5 Things Your Photographer Wants You to Know Before Your Engagement Session

Wedding Photography

The engagement session: While these pretty, pre-wedding photo shoots may have initially seemed like a passing trend, they're clearly here to stay. For some couples, the idea of posing for these intimate photos can elicit fear and tension, but there are only upsides to having a mini-session before the big day. We asked Southern California husband-and-wife photographers Emily and Justin of Chaffin Cade Photography for the scoop on what it takes to have a successful engagement session. Here, they share the five things they want their couples to know before taking engagement portraits.

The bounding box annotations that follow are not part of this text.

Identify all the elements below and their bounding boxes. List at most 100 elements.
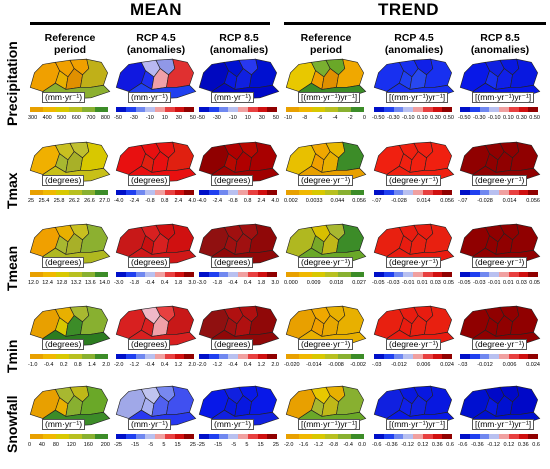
tick-label: 0.024 (526, 362, 540, 368)
tick-label: -3.0 (114, 280, 124, 286)
colorbar-ticks: -3.0 -1.8 -0.4 0.4 1.8 3.0 (197, 280, 279, 286)
unit-label: (degrees) (42, 257, 85, 268)
map-panel: [(mm·yr⁻¹)yr⁻¹] -2.0 -1.6 -1.2 -0.8 -0.4 0.0 (284, 383, 368, 467)
basin-map (285, 385, 367, 427)
tick-label: 0.4 (160, 280, 169, 286)
tick-label: 30 (258, 115, 265, 121)
tick-label: 0.36 (517, 442, 529, 448)
unit-label: [(mm·yr⁻¹)yr⁻¹] (472, 419, 535, 430)
tick-label: 0.50 (443, 115, 454, 121)
column-header-4: Reference period (284, 32, 368, 56)
colorbar-ticks: -4.0 -2.4 -0.8 0.8 2.4 4.0 (197, 198, 279, 204)
colorbar (199, 272, 277, 277)
unit-label: (degrees) (211, 257, 254, 268)
tick-label: 2.0 (188, 362, 196, 368)
basin-map (115, 223, 197, 265)
unit-label: (degree·yr⁻¹) (472, 257, 528, 268)
map-panel: (mm·yr⁻¹) -50 -30 -10 10 30 50 (114, 56, 198, 140)
column-header-line1: Reference (44, 32, 96, 44)
colorbar (30, 354, 108, 359)
tick-label: -0.6 (458, 442, 468, 448)
colorbar-ticks: -.07 -0.028 0.014 0.056 (372, 198, 454, 204)
tick-label: -30 (129, 115, 138, 121)
unit-label: [(mm·yr⁻¹)yr⁻¹] (386, 92, 449, 103)
map-panel: (degree·yr⁻¹) -0.05 -0.03 -0.01 0.01 0.03 0.05 (372, 221, 456, 305)
colorbar (374, 434, 452, 439)
map-panel: [(mm·yr⁻¹)yr⁻¹] -0.6 -0.36 -0.12 0.12 0.36 0.6 (372, 383, 456, 467)
tick-label: 0.12 (503, 442, 515, 448)
tick-label: -0.4 (145, 362, 155, 368)
tick-label: -0.028 (477, 198, 493, 204)
tick-label: 0.50 (529, 115, 540, 121)
unit-label: (degree·yr⁻¹) (298, 257, 354, 268)
basin-map (29, 385, 111, 427)
tick-label: -25 (114, 442, 122, 448)
colorbar (116, 107, 194, 112)
unit-label: (degrees) (128, 339, 171, 350)
tick-label: -1.2 (129, 362, 140, 368)
tick-label: 0 (28, 442, 32, 448)
unit-label: (mm·yr⁻¹) (128, 419, 172, 430)
tick-label: -0.8 (328, 442, 339, 448)
column-header-line2: (anomalies) (126, 44, 186, 56)
colorbar-ticks: 0.002 0.0033 0.044 0.056 (284, 198, 366, 204)
column-header-line2: (anomalies) (470, 44, 530, 56)
map-panel: (degree·yr⁻¹) 0.000 0.009 0.018 0.027 (284, 221, 368, 305)
colorbar (460, 434, 538, 439)
tick-label: 50 (189, 115, 196, 121)
tick-label: 80 (52, 442, 59, 448)
tick-label: 0.018 (329, 280, 344, 286)
column-header-line2: (anomalies) (384, 44, 444, 56)
colorbar-ticks: -0.05 -0.03 -0.01 0.01 0.03 0.05 (458, 280, 540, 286)
unit-label: (mm·yr⁻¹) (42, 419, 86, 430)
tick-label: 0.05 (443, 280, 454, 286)
tick-label: -1.0 (28, 362, 38, 368)
tick-label: 0.03 (430, 280, 441, 286)
tick-label: -0.10 (401, 115, 415, 121)
basin-map (285, 141, 367, 183)
tick-label: -0.05 (458, 280, 471, 286)
colorbar-ticks: 0.000 0.009 0.018 0.027 (284, 280, 366, 286)
tick-label: 2.4 (257, 198, 266, 204)
map-panel: (degree·yr⁻¹) 0.002 0.0033 0.044 0.056 (284, 139, 368, 223)
colorbar (286, 434, 364, 439)
tick-label: 13.6 (85, 280, 96, 286)
section-title-trend: TREND (378, 0, 440, 19)
colorbar-ticks: -50 -30 -10 10 30 50 (114, 115, 196, 121)
tick-label: -2.0 (197, 362, 207, 368)
tick-label: 0 (362, 115, 366, 121)
tick-label: 15 (257, 442, 264, 448)
map-panel: [(mm·yr⁻¹)yr⁻¹] -0.50 -0.30 -0.10 0.10 0.30 0.… (458, 56, 542, 140)
tick-label: 500 (57, 115, 67, 121)
unit-label: (degree·yr⁻¹) (386, 175, 442, 186)
tick-label: -6 (317, 115, 323, 121)
tick-label: 200 (100, 442, 110, 448)
unit-label: (degrees) (42, 175, 85, 186)
colorbar-ticks: -50 -30 -10 10 30 50 (197, 115, 279, 121)
unit-label: (degrees) (211, 339, 254, 350)
colorbar (286, 107, 364, 112)
colorbar (286, 272, 364, 277)
tick-label: -0.012 (391, 362, 407, 368)
tick-label: 0.4 (160, 362, 169, 368)
tick-label: -0.4 (228, 362, 238, 368)
tick-label: 3.0 (188, 280, 196, 286)
tick-label: 1.2 (174, 362, 183, 368)
unit-label: (mm·yr⁻¹) (42, 92, 86, 103)
tick-label: 0.0 (358, 442, 366, 448)
map-panel: (mm·yr⁻¹) 0 40 80 120 160 200 (28, 383, 112, 467)
tick-label: -0.002 (350, 362, 366, 368)
unit-label: (degrees) (128, 257, 171, 268)
map-panel: (degrees) -2.0 -1.2 -0.4 0.4 1.2 2.0 (197, 303, 281, 387)
tick-label: 400 (42, 115, 52, 121)
tick-label: -0.01 (487, 280, 501, 286)
tick-label: 12.0 (28, 280, 39, 286)
map-panel: (mm·yr⁻¹) -50 -30 -10 10 30 50 (197, 56, 281, 140)
tick-label: 0.0033 (305, 198, 323, 204)
colorbar (30, 107, 108, 112)
colorbar-ticks: -2.0 -1.2 -0.4 0.4 1.2 2.0 (197, 362, 279, 368)
tick-label: 26.2 (68, 198, 80, 204)
colorbar-ticks: -0.50 -0.30 -0.10 0.10 0.30 0.50 (372, 115, 454, 121)
colorbar-ticks: -0.50 -0.30 -0.10 0.10 0.30 0.50 (458, 115, 540, 121)
unit-label: (mm·yr⁻¹) (211, 419, 255, 430)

First, you should absolutely have an engagement session.
If not for a beautiful collection of professional photos of you and your husband-to-be that don't involve a wedding dress and tux, then plan an engagement session to be comfortable on the big day. "Your photographers get a chance to photograph you without the stress of the wedding day and a hundred people around," Emily and Justin explain. "As photographers, we get to see how you are in front of the camera and what you're comfortable with."

Understand the timeline.
Emily and Justin suggest scheduling an engagement session anywhere from six to eight months before your wedding date. While the best time of year for a session depends on where you live (Emily and Justin shoot in California and offer sessions year-round), time of day is a no-brainer. "Two hours before sunset, hands down," Emily says. "This is where the sun is most flattering and you get a gorgeous sky without harsh shadows. And as you get towards the end of your shoot you get golden, warm rays that fill your images."

Make the day about you.
"The most beautiful photos are the most personal ones," Emily says of her sessions. For some couples, she and Justin like to plan an activity, but for others simply setting up in a beautiful destination is enough. She and Justin love when couple's bring tokens that help tell the story of them. Family heirlooms, meaningful gifts, or love notes all add an extra dimension to your photos.

Find a location that makes you feel comfortable.
Most photographers will suggest a few different locations for your engagement session, but Emily and Justin always recommend skipping the over-populated areas. "Opt for a gorgeous, more isolated area (which your photographer will probably suggest). You'll be less nervous without strangers around and you won't have people in brightly colored tourist outfits in all of your images," Emily says.

Emily explains that couples almost always say, "We're so nervous!" and five minutes in could not be more relaxed. "The key is to keep it real. Try not to have an idea of how you want your session to go," Emily says. One way she hopes you won't prep: By overdosing on Pinterest and other engagement sessions. "Just let your photographer guide you and help you be in the moment. You can't overdo 'you' and those real moments are always timeless."